Expect us to come home SEVERAL times crying, wanting to pull our hair out, and basically telling you we are moving to a far off island due to frustration with clients and basically dealing with bullshit all day, every day. We will in fact tell you that life would be better filing papers and being someone’s bitch rather than deal with these suburbians who expect us to be some sort of hair wizard and mind reader. And we will also ask you to help us plan our next career venture so that we never have to deal with a head of hair again. Trust me; it lasts all of 30 minutes until we see a cool photo of some rad hair we would like to re-create.
4. WE ARE THE SIMON COWELLS OF HAIR.
We love going Target and not just for the shopping but because we get to walk around and see all the “bad hair” and talk about how we could make it SOOOO much better. Yes, you probably want to shoot yourself while we blab on and on but just nod your head and pretend you care.
5. WE CHANGE OUR HAIR EVEN MORE THAN OUR “CAREERS.”
We will come home one day with black hair and a shaved side and the next day we will have tried to put extensions in that shave side all while trying to have gone platinum blonde.

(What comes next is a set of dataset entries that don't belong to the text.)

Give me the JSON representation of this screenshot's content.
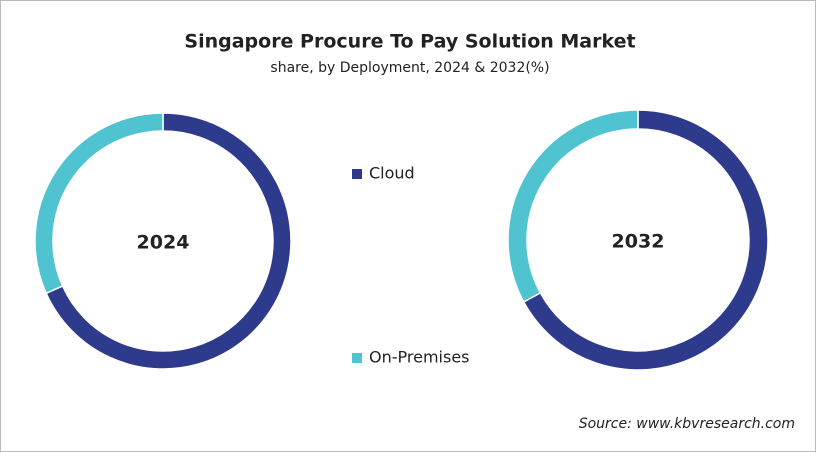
{
  "title": "Singapore Procure To Pay Solution Market",
  "subtitle": "share, by Deployment, 2024 & 2032(%)",
  "source": "Source: www.kbvresearch.com",
  "chart_data": [
    {
      "type": "pie",
      "title": "2024",
      "categories": [
        "Cloud",
        "On-Premises"
      ],
      "values": [
        68.3,
        31.7
      ],
      "colors": [
        "#2e3a8c",
        "#4fc3d0"
      ]
    },
    {
      "type": "pie",
      "title": "2032",
      "categories": [
        "Cloud",
        "On-Premises"
      ],
      "values": [
        67.1,
        32.9
      ],
      "colors": [
        "#2e3a8c",
        "#4fc3d0"
      ]
    }
  ]
}
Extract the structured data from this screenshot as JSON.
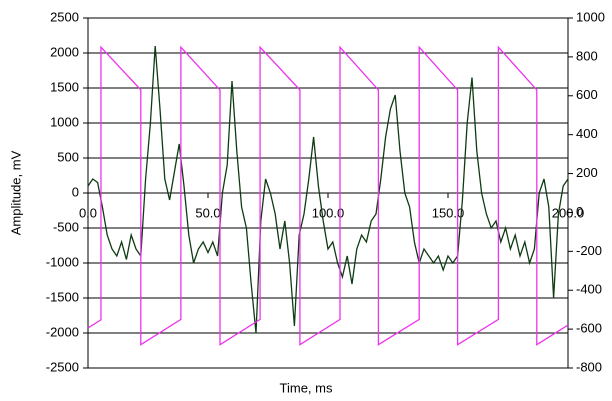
{
  "chart_data": {
    "type": "line",
    "xlabel": "Time, ms",
    "ylabel": "Amplitude, mV",
    "xlim": [
      0,
      200
    ],
    "xticks": [
      {
        "value": 0,
        "label": "0.0"
      },
      {
        "value": 50,
        "label": "50.0"
      },
      {
        "value": 100,
        "label": "100.0"
      },
      {
        "value": 150,
        "label": "150.0"
      },
      {
        "value": 200,
        "label": "200.0"
      }
    ],
    "ylim": [
      -2500,
      2500
    ],
    "yticks": [
      -2500,
      -2000,
      -1500,
      -1000,
      -500,
      0,
      500,
      1000,
      1500,
      2000,
      2500
    ],
    "y2lim": [
      -800,
      1000
    ],
    "y2ticks": [
      -800,
      -600,
      -400,
      -200,
      0,
      200,
      400,
      600,
      800,
      1000
    ],
    "grid": true,
    "series": [
      {
        "color": "#0e3b12",
        "x": [
          0,
          2,
          4,
          6,
          8,
          10,
          12,
          14,
          16,
          18,
          20,
          22,
          24,
          26,
          28,
          30,
          32,
          34,
          36,
          38,
          40,
          42,
          44,
          46,
          48,
          50,
          52,
          54,
          56,
          58,
          60,
          62,
          64,
          66,
          68,
          70,
          72,
          74,
          76,
          78,
          80,
          82,
          84,
          86,
          88,
          90,
          92,
          94,
          96,
          98,
          100,
          102,
          104,
          106,
          108,
          110,
          112,
          114,
          116,
          118,
          120,
          122,
          124,
          126,
          128,
          130,
          132,
          134,
          136,
          138,
          140,
          142,
          144,
          146,
          148,
          150,
          152,
          154,
          156,
          158,
          160,
          162,
          164,
          166,
          168,
          170,
          172,
          174,
          176,
          178,
          180,
          182,
          184,
          186,
          188,
          190,
          192,
          194,
          196,
          198,
          200
        ],
        "values": [
          100,
          200,
          150,
          -200,
          -600,
          -800,
          -900,
          -700,
          -950,
          -600,
          -800,
          -900,
          200,
          1000,
          2100,
          1200,
          200,
          -100,
          300,
          700,
          100,
          -600,
          -1000,
          -800,
          -700,
          -850,
          -700,
          -900,
          0,
          400,
          1600,
          600,
          -200,
          -500,
          -1300,
          -2000,
          -400,
          200,
          0,
          -300,
          -800,
          -400,
          -1000,
          -1900,
          -600,
          -300,
          200,
          800,
          100,
          -400,
          -800,
          -700,
          -1000,
          -1200,
          -900,
          -1300,
          -800,
          -600,
          -700,
          -400,
          -300,
          200,
          800,
          1200,
          1400,
          600,
          0,
          -200,
          -700,
          -1000,
          -800,
          -900,
          -1000,
          -900,
          -1100,
          -900,
          -1000,
          -900,
          -100,
          1000,
          1650,
          600,
          0,
          -300,
          -500,
          -400,
          -700,
          -500,
          -800,
          -600,
          -900,
          -700,
          -1000,
          -800,
          0,
          200,
          -200,
          -1500,
          -300,
          100,
          200
        ]
      },
      {
        "color": "#ee33ee",
        "axis": "y2",
        "x": [
          0,
          5.4,
          5.4,
          22,
          22,
          38.7,
          38.7,
          55,
          55,
          71.7,
          71.7,
          88.3,
          88.3,
          105,
          105,
          121,
          121,
          138,
          138,
          154,
          154,
          171,
          171,
          187,
          187,
          200
        ],
        "values": [
          -594,
          -552,
          850,
          630,
          -680,
          -550,
          850,
          630,
          -680,
          -550,
          850,
          630,
          -680,
          -550,
          850,
          630,
          -680,
          -550,
          850,
          630,
          -680,
          -550,
          850,
          630,
          -680,
          -579
        ]
      }
    ]
  }
}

It’s something in our blood. So you better buckle up for some seriously crazy hair styles.
6. SUNDAYS ARE THE HOLYIEST OF DAYS.
Yes, they may be holy because they are the day some people attend their church but for hairdressers they go beyond that. They are the day of sweatpants, Saturday’s leftover makeup, catching up on the juiciest TV shows, gorging down on some incredibly unhealthy food, reflecting on the “cray crays” we had that past week, and restoring our bodies so we can mentally and physically handle more “cray crays” that upcoming week.
7. LAST BUT NOT LEAST, WE MAY SEEM LIKE A ROLLERCOASTER AT TIMES BUT…
We are the biggest lovers and always want to please people no matter what. We are our own worst critics and we sometimes never think we are good enough. But at the end of the day we want to cuddle, turn our brains off, and cook dinner……or if you really get the clue we want YOU to go get us those tacos down the street that we love so much and bring them home so we can tend to our throbbing feet.